Acının yıl dönümü
17 Ağustos 2013
17 Ağustos, 14 yıllık bir acının yıl dönümü…
Koskoca 14 yıl… Anne rahmine düşen bebekler şimdi 14 yaşında ve biliyorlar Büyük Marmara Depremi’ni. Ve bizler, ben, 1999’da çocuk yaşta olanlar; depremi yalnızca yer sarsıntısından ibaret zannederdik… Çocuk yaşımızın üzerine 14 yıl koyduk, onca canın yaşamını yitirmesine neden olan tek şeyin bir ‘yer sarsıntısı’ olmadığını idrak edebiliyoruz, eksiklikler ve hataları anlayabildik büyüdükçe, ayağımızın bastığı yerde hissettiğimiz depremler -ve yine aynı eksiklik ve hataların yarattığı- hayatımınızın içindeki depremlerle…

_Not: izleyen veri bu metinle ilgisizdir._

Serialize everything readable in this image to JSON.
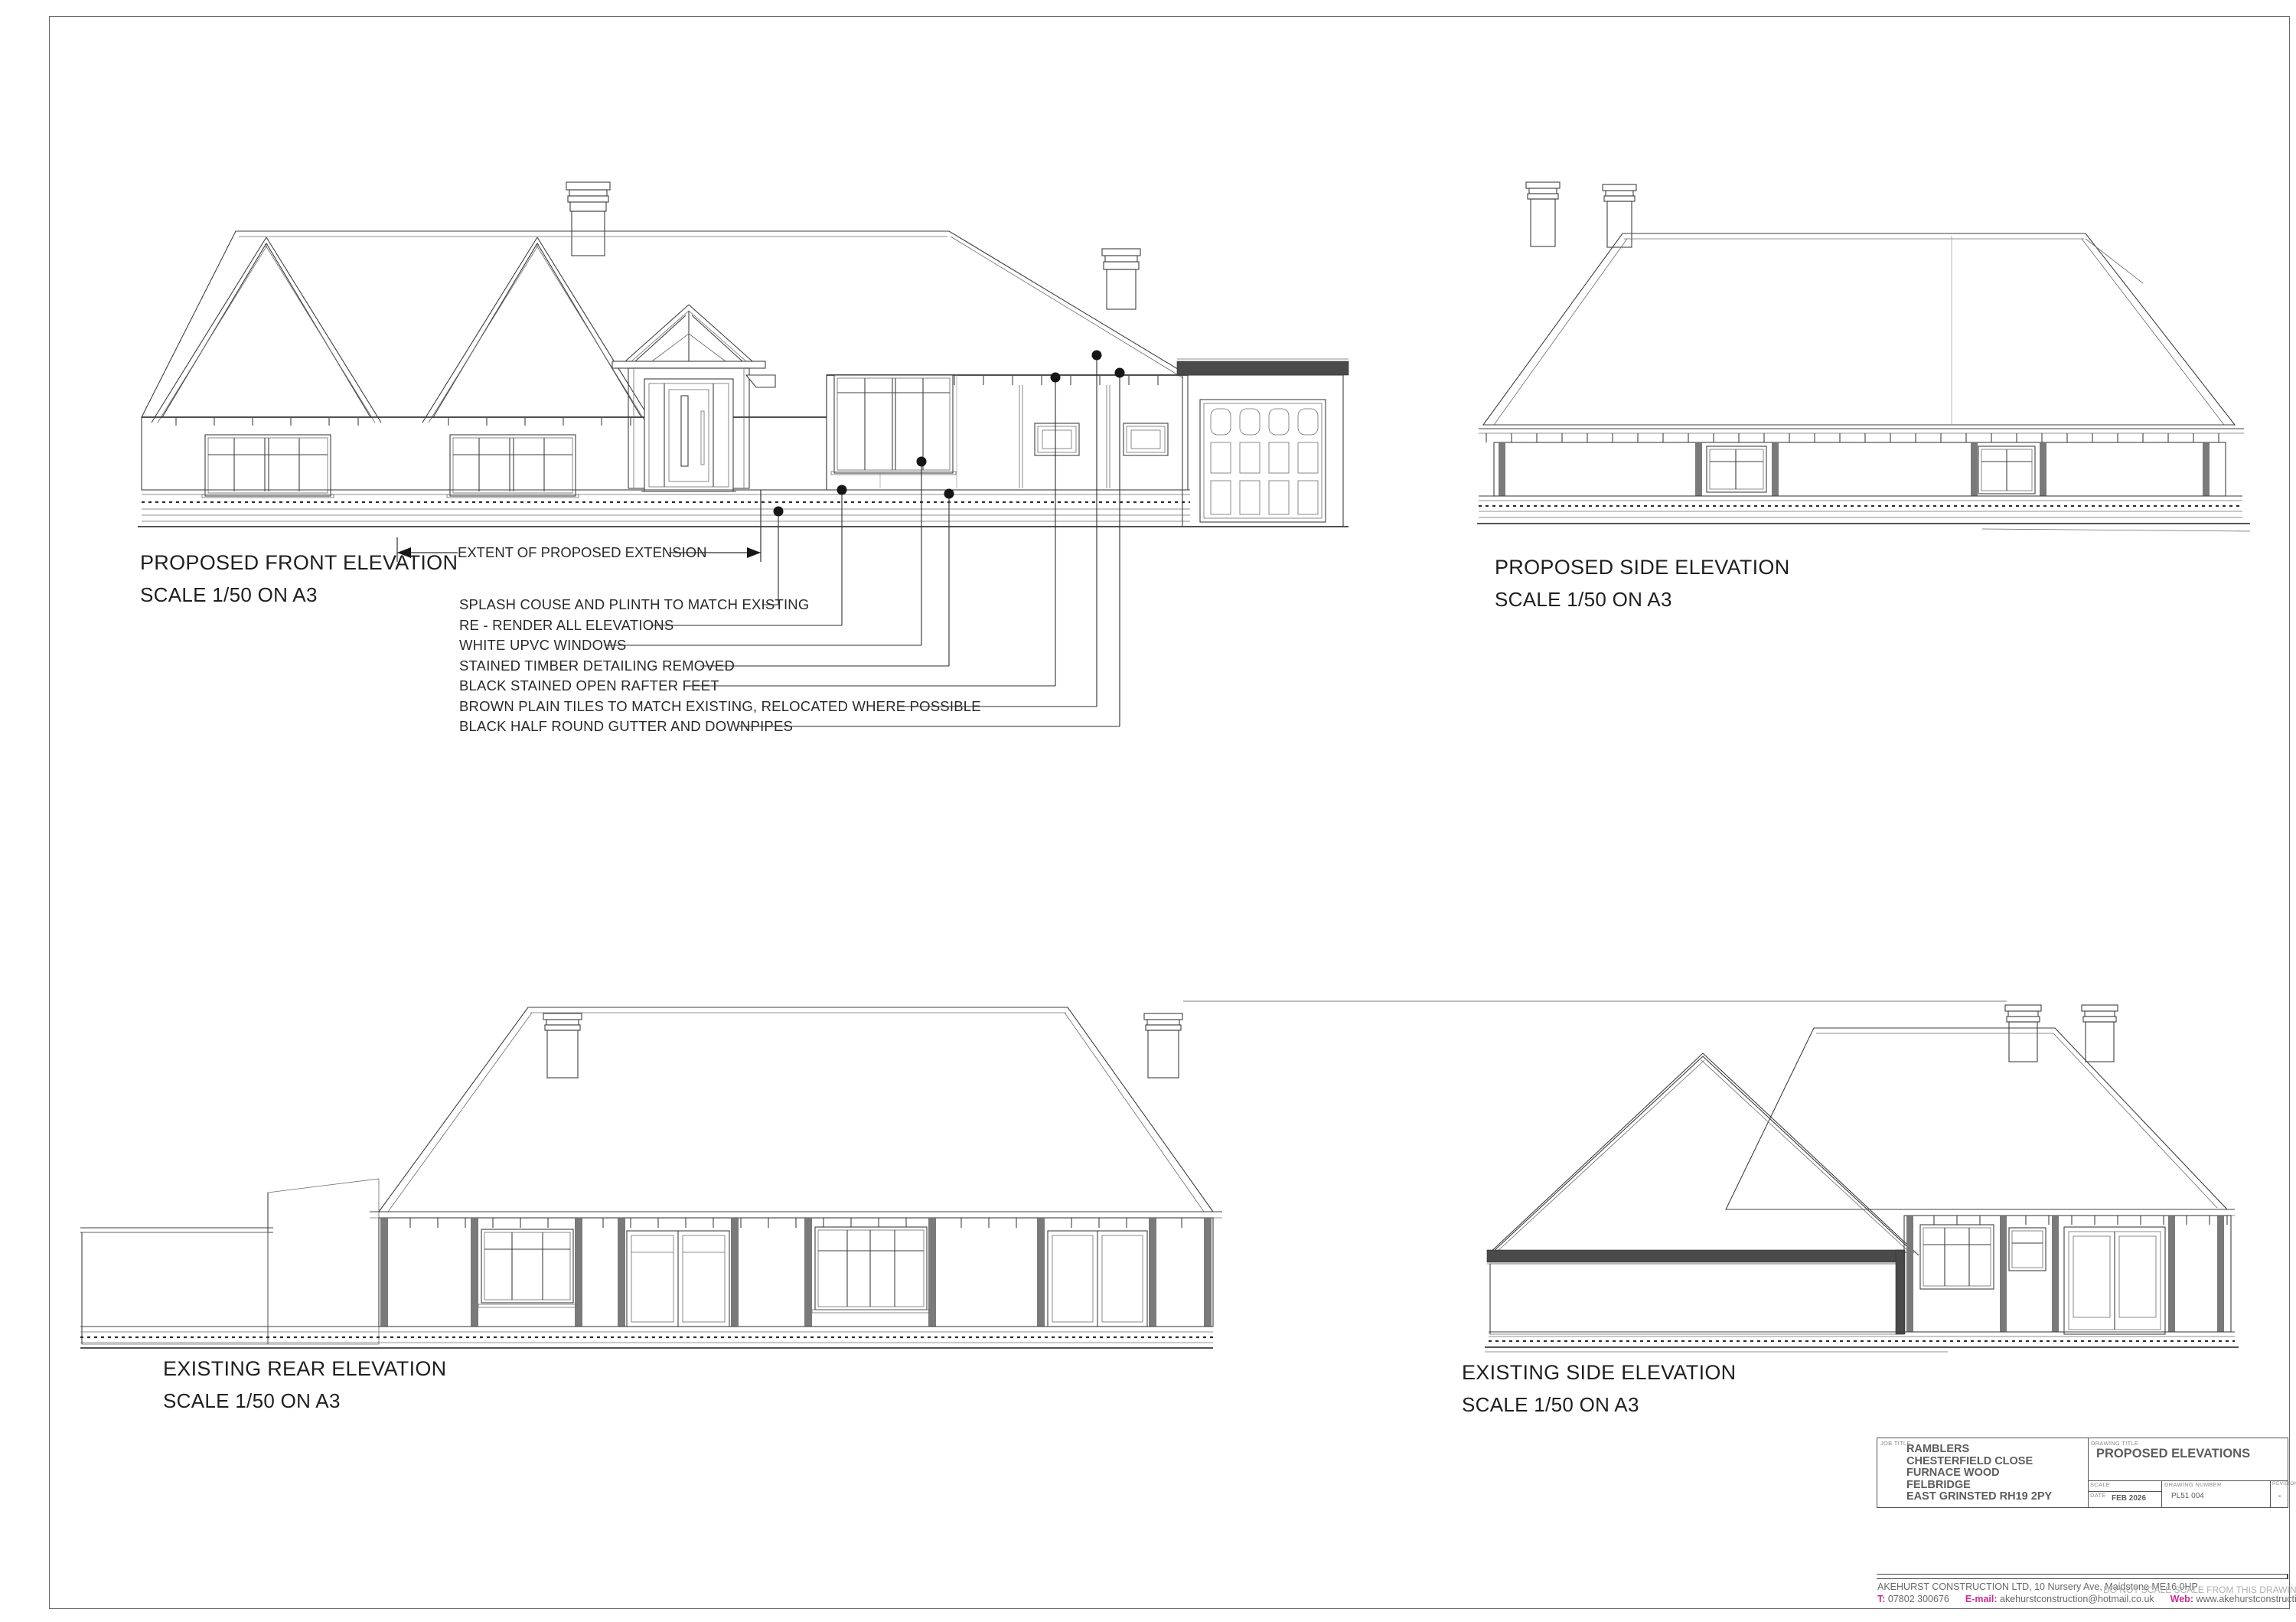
{
  "sheet": {
    "elevations": [
      {
        "title": "PROPOSED FRONT ELEVATION",
        "scale": "SCALE 1/50 ON A3"
      },
      {
        "title": "PROPOSED SIDE ELEVATION",
        "scale": "SCALE 1/50 ON A3"
      },
      {
        "title": "EXISTING REAR ELEVATION",
        "scale": "SCALE 1/50 ON A3"
      },
      {
        "title": "EXISTING SIDE ELEVATION",
        "scale": "SCALE 1/50 ON A3"
      }
    ],
    "extent_label": "EXTENT OF PROPOSED EXTENSION",
    "annotations": [
      "SPLASH COUSE AND PLINTH TO MATCH EXISTING",
      "RE - RENDER ALL ELEVATIONS",
      "WHITE UPVC WINDOWS",
      "STAINED TIMBER DETAILING REMOVED",
      "BLACK STAINED OPEN RAFTER FEET",
      "BROWN PLAIN TILES TO MATCH EXISTING, RELOCATED WHERE POSSIBLE",
      "BLACK HALF ROUND GUTTER AND DOWNPIPES"
    ],
    "title_block": {
      "job_title_label": "JOB TITLE",
      "job_title_lines": [
        "RAMBLERS",
        "CHESTERFIELD CLOSE",
        "FURNACE WOOD",
        "FELBRIDGE",
        "EAST GRINSTED RH19 2PY"
      ],
      "drawing_title_label": "DRAWING TITLE",
      "drawing_title": "PROPOSED ELEVATIONS",
      "scale_label": "SCALE",
      "scale_value": "",
      "date_label": "DATE",
      "date_value": "FEB 2026",
      "drawing_number_label": "DRAWING NUMBER",
      "drawing_number_value": "PL51 004",
      "revision_label": "REVISION",
      "revision_value": "-"
    },
    "footer": {
      "company_line": "AKEHURST CONSTRUCTION LTD, 10 Nursery Ave, Maidstone ME16 0HP",
      "tel_label": "T:",
      "tel_value": "07802 300676",
      "email_label": "E-mail:",
      "email_value": "akehurstconstruction@hotmail.co.uk",
      "web_label": "Web:",
      "web_value": "www.akehurstconstruction.co.uk",
      "disclaimer": "DO NOT SCALE SCALE FROM THIS DRAWING"
    },
    "colors": {
      "line": "#3f3f3f",
      "timber_post": "#7a7a7a",
      "fascia_dark": "#4a4a4a",
      "title_text": "#1f1f1f",
      "block_text": "#5d5d5d",
      "magenta": "#c72f92",
      "disclaimer_gray": "#b0b0b0"
    }
  }
}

Bugün 17 Ağustos, gazetelerin “unutmadık, unutturmayacağız!” kalıbını kalın puntolarla basma günü: “1999 yılında Marmara Bölgesi’nde sabaha karşı 03.02’de deprem oldu. Richter ölçeğine göre 7.4 şiddetindeki deprem 45 saniye sürdü. Merkez üssü Gölcük olan depremde Bayındırlık ve İskan Bakanlığı’nın verilerine göre 18 bin 373 kişi öldü, 48 bin 901 kişi yaralandı, yüz binlerce kişi evsiz kaldı”
Unutmak zaten mümkün değil 17 Ağustos’u, etrafınıza dönün bakın , plazalara, AVM’lere… Depremden korkup kaçtığınızda, doğa sizi kollarına alacak mı, bir bakın…
Onlar unutmadılar; duvarın içindeki demirin sürtünme sesini, ayaklarının altından kayan yeri, uykusunda ölenleri, kaybettikleri ailelerini…
Siz de unutmayın; çarpık ve bilinçsiz yapılaşmanın peşinden gidenler…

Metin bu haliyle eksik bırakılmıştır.